God has done nothing but amaze me
in the last few months in preparation for the race. It leaves me speechless and
in complete awe.  The fact that GOD
the creator of the universe would care enough to mold, shape, push, and stretch
me leaves me completely humbled. 
That he listens to my prayer and ANSWERS them!  That He finds ways to show me how He delights in me, even
though I am completely undeserving of his love.  As I get closer to this trip, I am completely and
overwhelmingly astounded by the God we serve.  He knits our lives together to build up to these moments that
will forever change the fabric of who we are.  When our desire and prayer is to serve and glorify God, He
takes us on this crazy journey that is anything but boring, easy, or safe.  He cares enough to let us endure pain
and hardships so we can develop perseverance, character, and hope.(Romans
5:3-4)

The truth is that this last year
has been a rough one.  One of those
years where you just put your head down, knowing that at some point in time it
will get easier. The reality was that through it all God was always guiding me,
even when my life didn’t glorify Him. 
Looking back, I can see how what was painful taught me to heal, what
broke my trust taught me what it really is to trust in the Lord, what
frustrated me taught me patience, and what broke me allowed me to better
understand the comfort of His arms. 
The beauty of it all is that He never does a work in us without a
purpose.  He works all things out
for good, even when you can’t see it at the time.  God loved me enough over this last year put me in the fire
so I could be closer to the woman He wants me to be.  We are “to be made new in the attitude of our minds and to
put on the new self, created to be like God in true righteousness and holiness”
(Ephesians 4:23-24).  In all my
flawed humanness, I will never be like God in true righteousness and holiness,
so I am sure this will be a continual life long process. 

The pain, hardships, and refiners
fire are worth it.  If that is what
it takes to become the woman God wants me to be, I’m in.  This path that He has me on is EXACTLY
where I want to be. It is not easy or simple.  I have struggled like many others with a thousand details of
this next year.  What if I can’t
raise the support? What if loved one’s have a tragedy while I’m gone?
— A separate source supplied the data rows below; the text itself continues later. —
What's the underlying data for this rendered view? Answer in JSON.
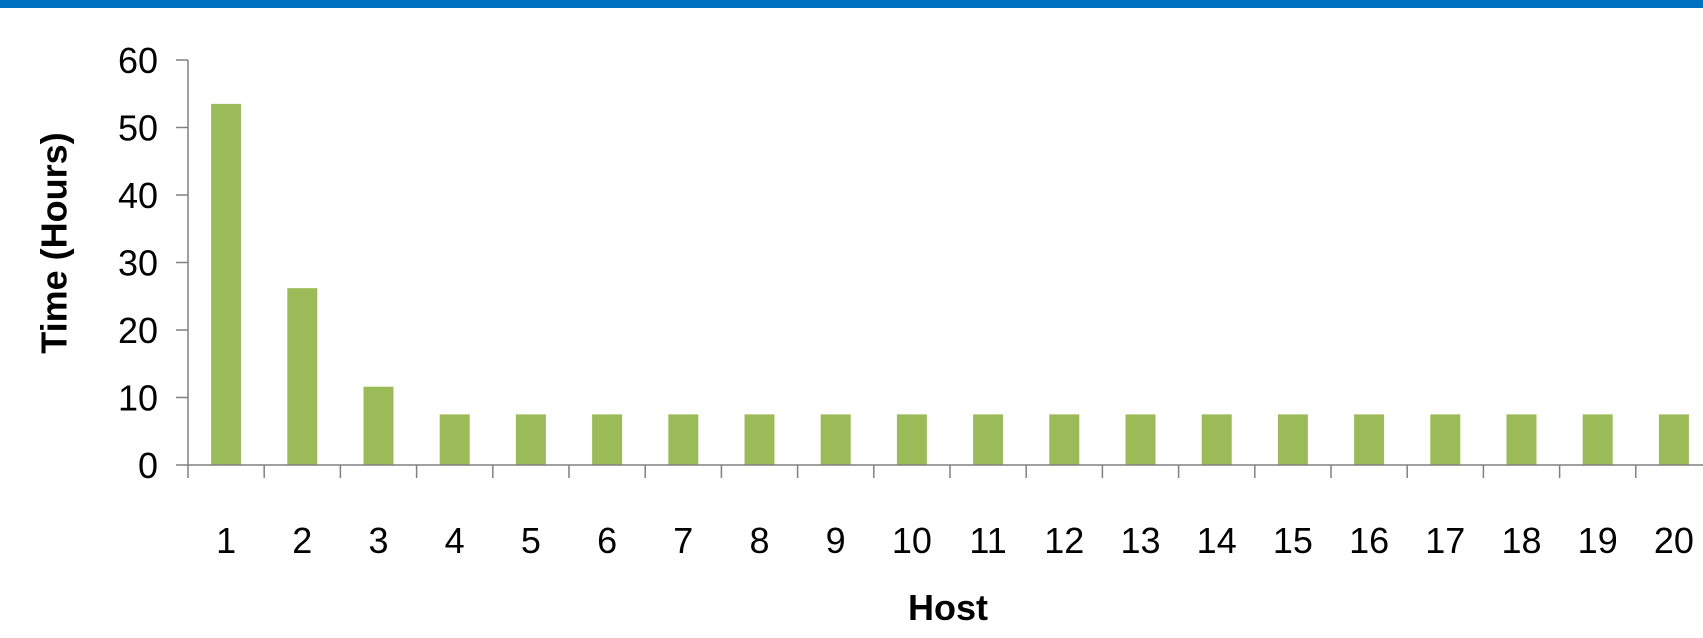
{
  "colors": {
    "top_bar": "#0070C0",
    "bar": "#9BBB59",
    "axis": "#808080"
  },
  "chart_data": {
    "type": "bar",
    "title": "",
    "xlabel": "Host",
    "ylabel": "Time (Hours)",
    "categories": [
      "1",
      "2",
      "3",
      "4",
      "5",
      "6",
      "7",
      "8",
      "9",
      "10",
      "11",
      "12",
      "13",
      "14",
      "15",
      "16",
      "17",
      "18",
      "19",
      "20"
    ],
    "values": [
      53.5,
      26.2,
      11.6,
      7.5,
      7.5,
      7.5,
      7.5,
      7.5,
      7.5,
      7.5,
      7.5,
      7.5,
      7.5,
      7.5,
      7.5,
      7.5,
      7.5,
      7.5,
      7.5,
      7.5
    ],
    "ylim": [
      0,
      60
    ],
    "yticks": [
      "0",
      "10",
      "20",
      "30",
      "40",
      "50",
      "60"
    ],
    "grid": false,
    "legend": "none"
  }
}
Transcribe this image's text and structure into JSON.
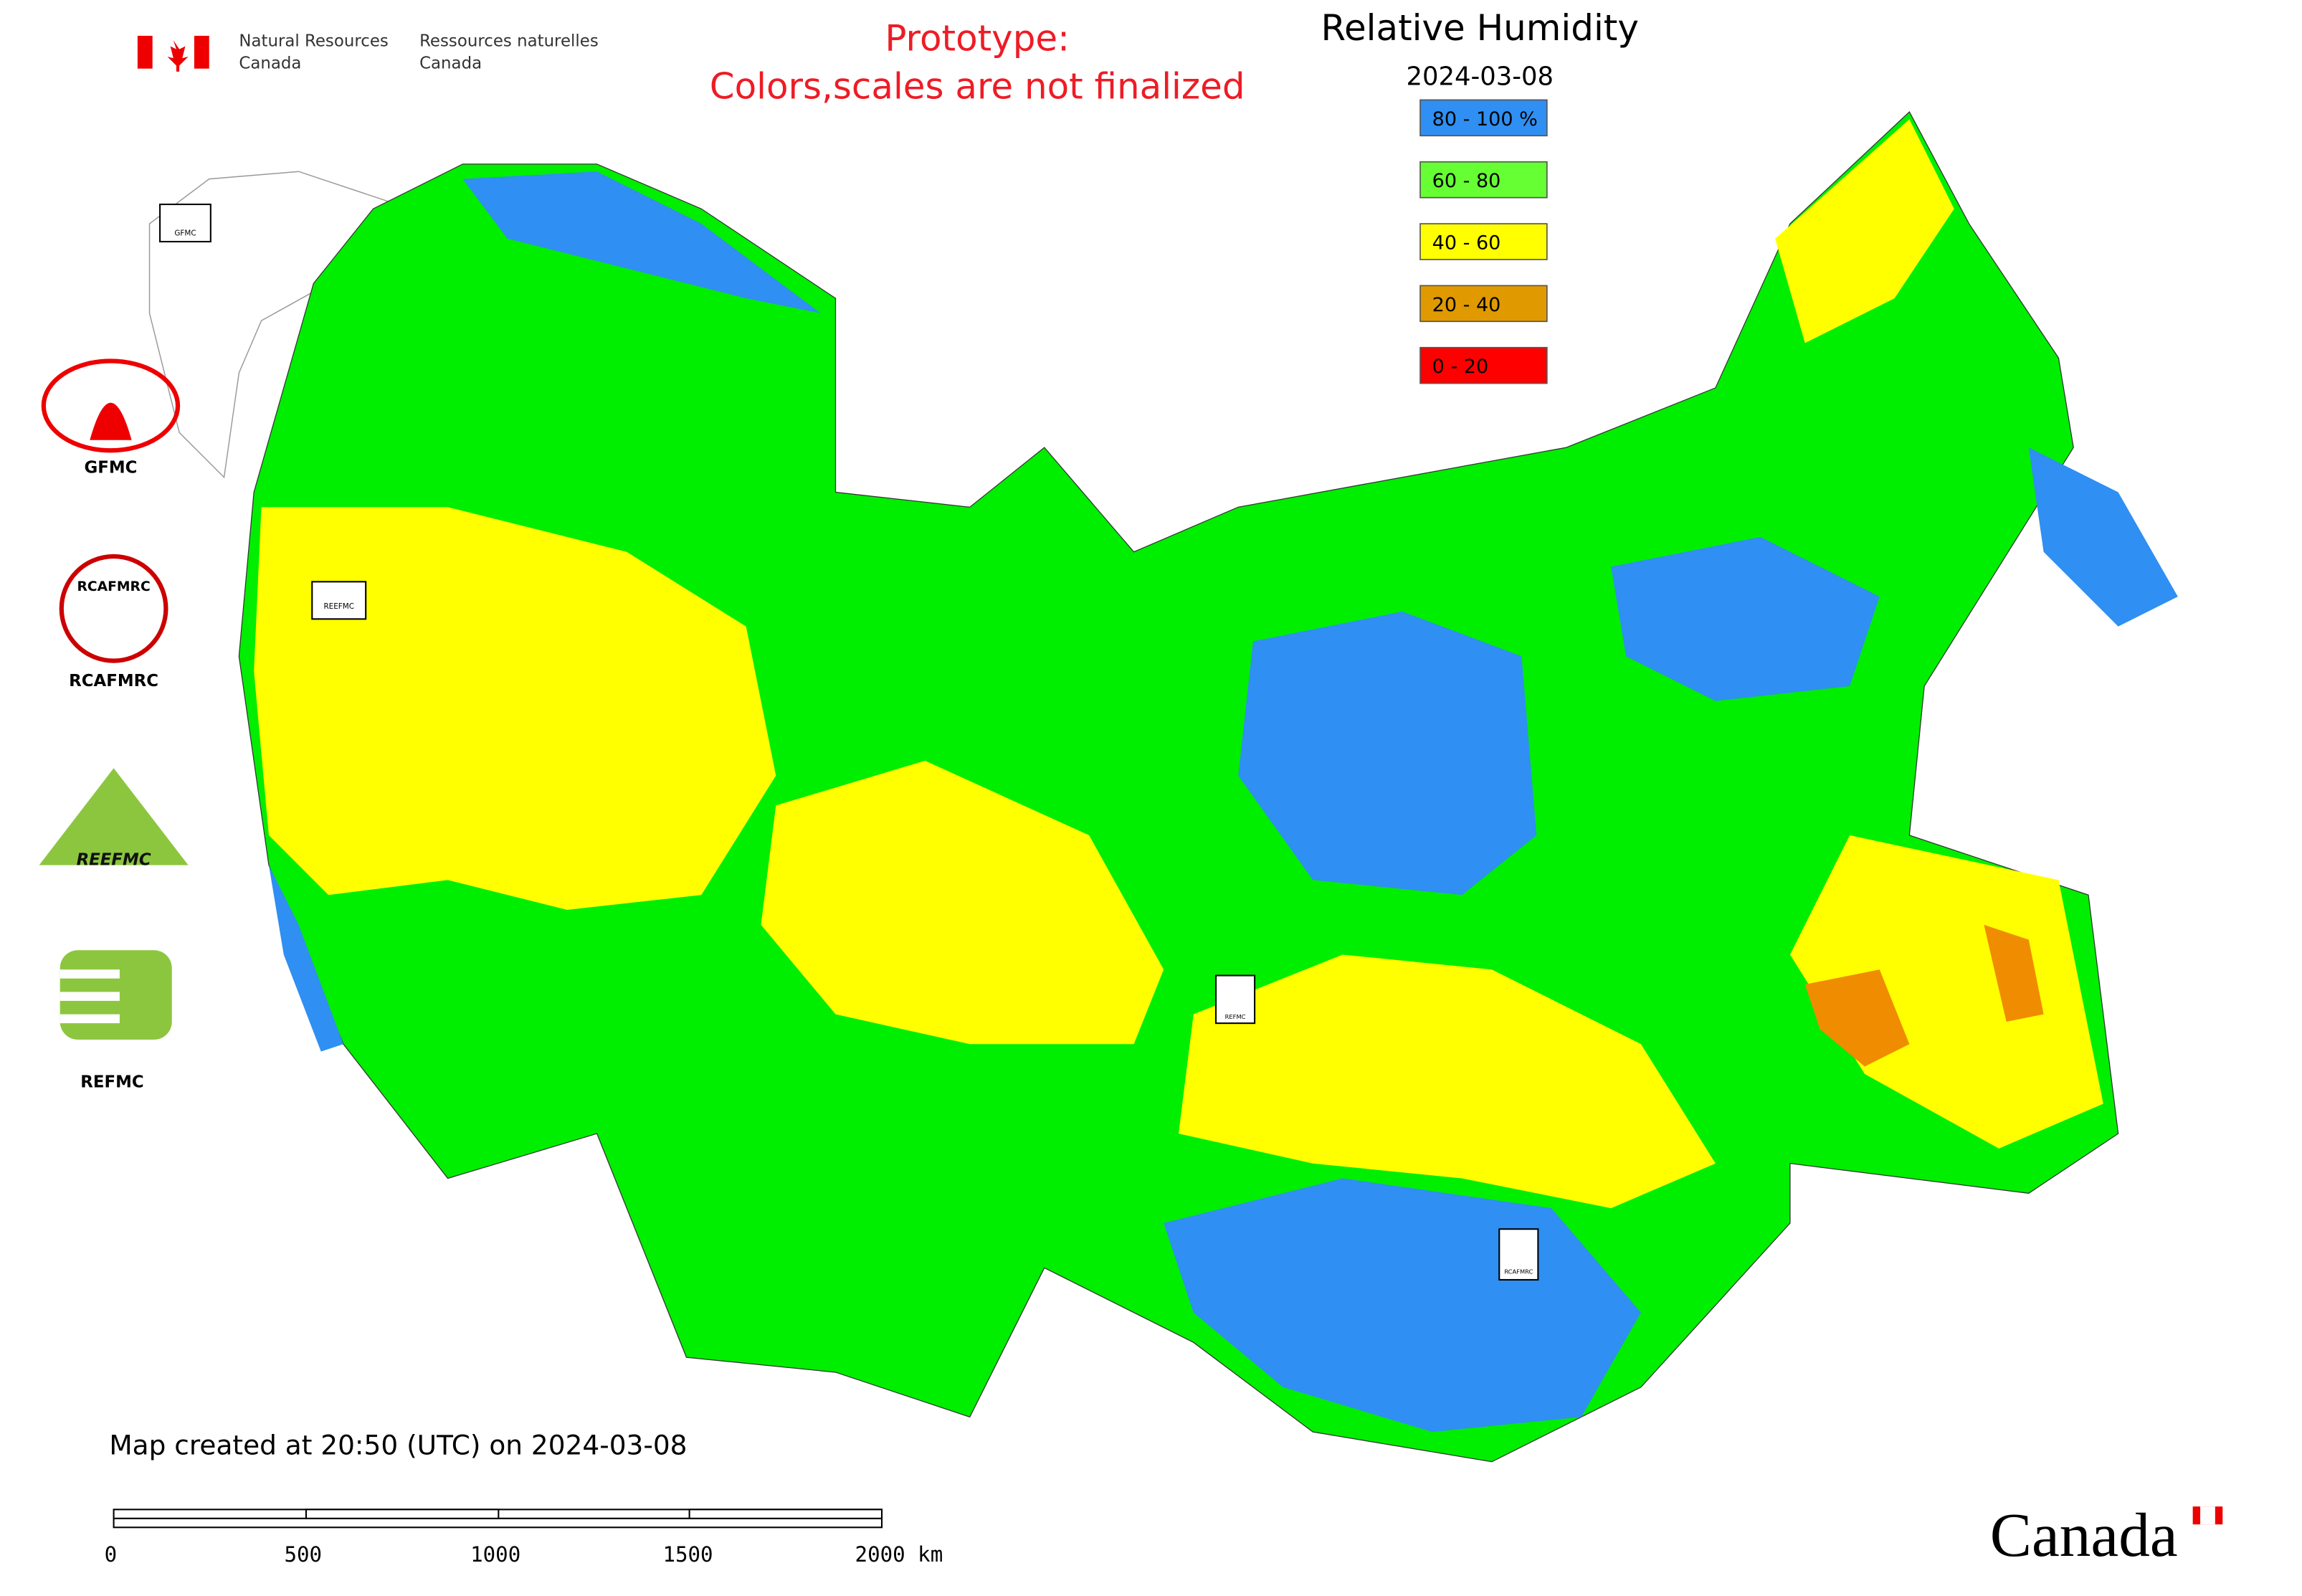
{
  "header": {
    "agency_en": [
      "Natural Resources",
      "Canada"
    ],
    "agency_fr": [
      "Ressources naturelles",
      "Canada"
    ],
    "notice": [
      "Prototype:",
      "Colors,scales are not finalized"
    ]
  },
  "legend": {
    "title": "Relative Humidity",
    "date": "2024-03-08",
    "items": [
      {
        "label": "80 - 100 %",
        "color": "#2f8ff2"
      },
      {
        "label": "60 - 80",
        "color": "#66ff33"
      },
      {
        "label": "40 - 60",
        "color": "#ffff00"
      },
      {
        "label": "20 - 40",
        "color": "#e09a00"
      },
      {
        "label": "0 - 20",
        "color": "#ff0000"
      }
    ]
  },
  "logos": [
    "GFMC",
    "RCAFMRC",
    "REEFMC",
    "REFMC"
  ],
  "footer": {
    "created": "Map created at 20:50 (UTC) on 2024-03-08",
    "scale_labels": [
      "0",
      "500",
      "1000",
      "1500",
      "2000 km"
    ],
    "wordmark": "Canada"
  }
}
What if
it’s too hard and I’m not as tough as I thought? What if I get sick?  What if I come home, cant find a job,
and have no money? What if, what if, what if???
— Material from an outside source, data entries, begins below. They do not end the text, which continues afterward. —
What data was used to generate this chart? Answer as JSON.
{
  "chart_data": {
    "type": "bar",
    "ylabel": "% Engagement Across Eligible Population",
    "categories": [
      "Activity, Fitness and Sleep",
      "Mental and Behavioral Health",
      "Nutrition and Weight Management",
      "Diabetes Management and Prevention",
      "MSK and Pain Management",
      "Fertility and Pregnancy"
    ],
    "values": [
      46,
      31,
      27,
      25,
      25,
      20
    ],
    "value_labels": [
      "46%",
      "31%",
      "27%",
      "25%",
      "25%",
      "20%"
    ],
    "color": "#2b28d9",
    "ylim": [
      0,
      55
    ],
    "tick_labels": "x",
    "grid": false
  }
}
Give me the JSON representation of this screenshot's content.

Then I begin to think a different
what if.   WHAT will my life
look like IF I give it fully to God, TRUST HIM WITH EVERYTHING.  What if I let Him free me of the
weaknesses in my life?  What if I
stop settling for mediocrity? What if I begin to truly understand what it is to
love others as Christ loved us? 
What if I let God change me in such a radical way that I can never be go
back to the way I was before the race? 
These are the what if’s I choose to think about.

I know this is the exact place God
wants me to be.  That the events of
this last season of my life were all building to something bigger than I could
ever imagine.  I choose to praise
God, claim His victory in my life, and stop asking why things happen.  I choose to be grateful, to serve him
with joy, and come with a thankful heart he is doing a great work in my life!

Cant wait to see the results of a
year spent in community, serving God, and sharing His love all over the world.